Bonjour, je suis un gamin d'une bourgade pomée du centre de la France. Dans cette bourgade il n'y à rien de spécial à faire, à par s'allonger dans l'herbe au milieu des fleurs, regarder les nuage qui passe, dire à quoi il te fond penser: Un coeur, un crocrodile, un dinosaure, à tout et n'importe quoi sauf à un nuage.

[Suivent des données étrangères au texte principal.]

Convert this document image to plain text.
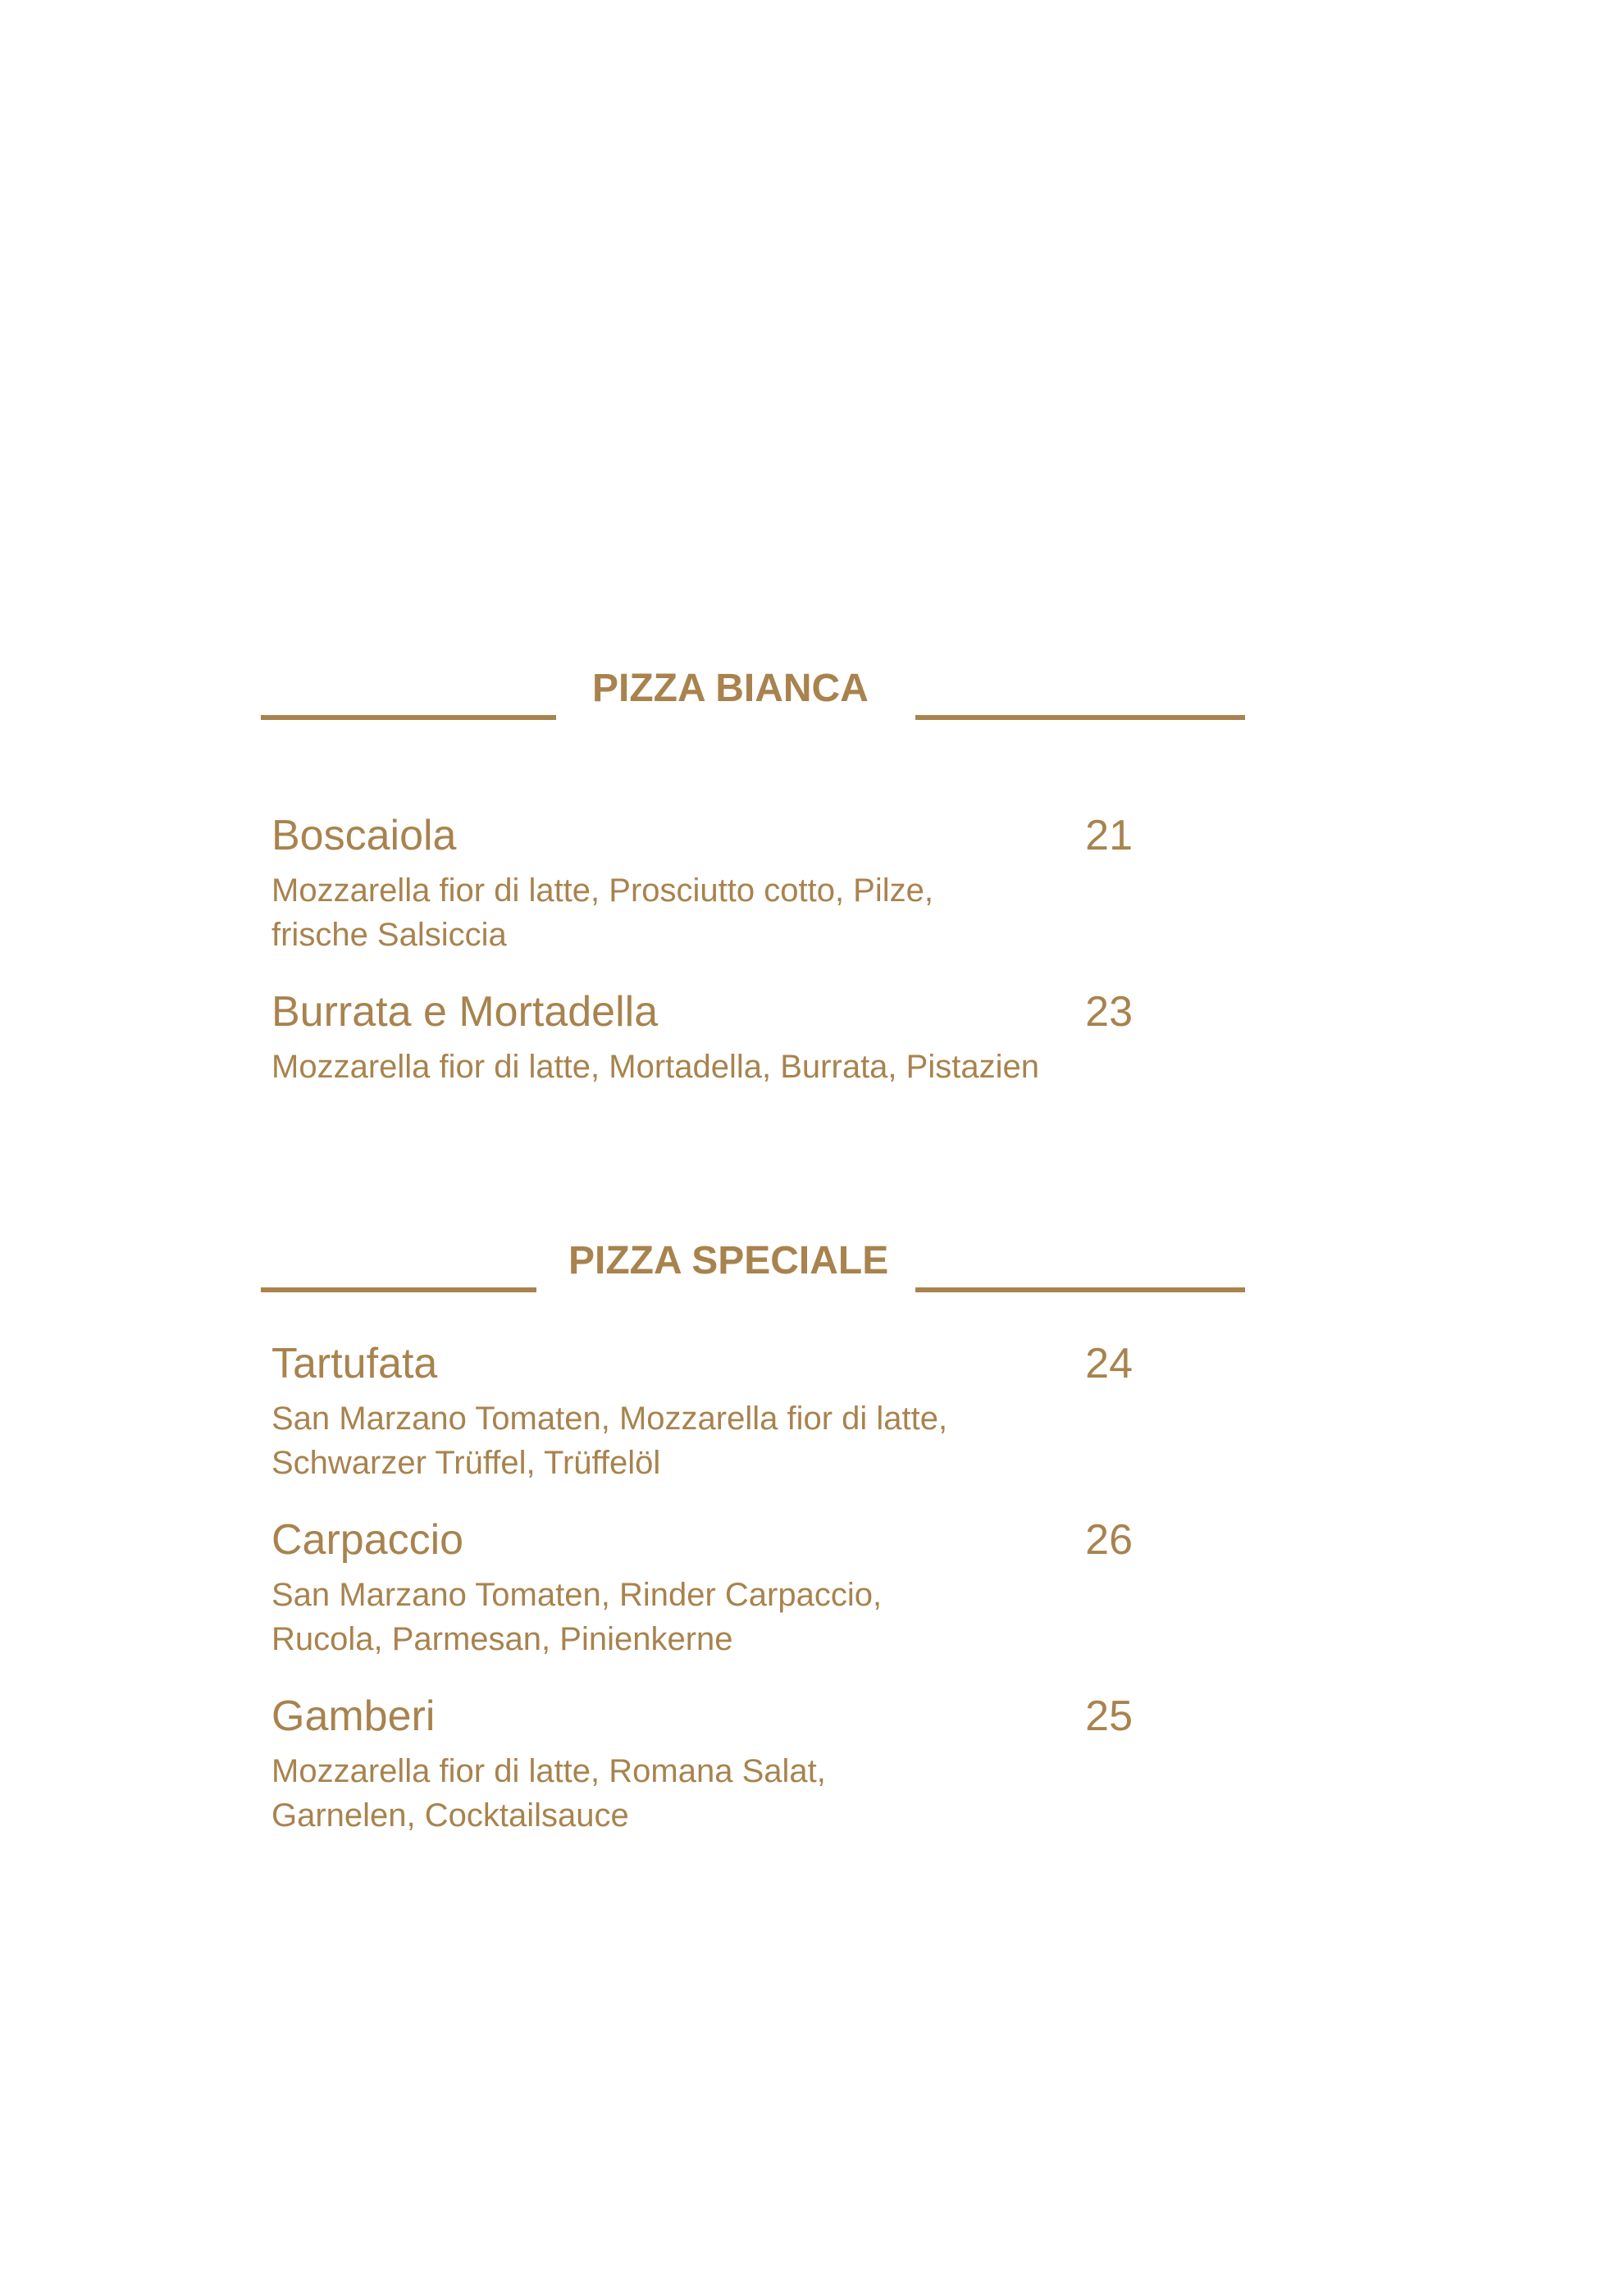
PIZZA BIANCA
Boscaiola	21
Mozzarella fior di latte, Prosciutto cotto, Pilze,
frische Salsiccia
Burrata e Mortadella	23
Mozzarella fior di latte, Mortadella, Burrata, Pistazien
PIZZA SPECIALE
Tartufata	24
San Marzano Tomaten, Mozzarella fior di latte,
Schwarzer Trüffel, Trüffelöl
Carpaccio	26
San Marzano Tomaten, Rinder Carpaccio,
Rucola, Parmesan, Pinienkerne
Gamberi	25
Mozzarella fior di latte, Romana Salat,
Garnelen, Cocktailsauce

Donc tu es là, allonger, une fourmi sur ton bras gauche qui monte jusqu'à temps que tu lui fasse une pich'nette et qu'elle soit éjectée par terre. Avec toi, tu as tes meilleurs potes, tu rigoles avec eux pour rien, t'en as une assise sur ton cul, tu rigoles parce qu'elle t'écrase ça la fait rire parce que tu ris, quoi de plus beau ? On est là à se ressourcer, boire, fumé, rôter, péter, parler de cul, cueillire les fleurs, rigoler encore et encore parce que l'herbe écrasée par le cul de tes potes remonte quand ils se lèvent et toi par fainéantise tu n'as pas envis de te bouger. C'est beau ça, ne rien faire, profiter, emmerder le monde qui t'entoure...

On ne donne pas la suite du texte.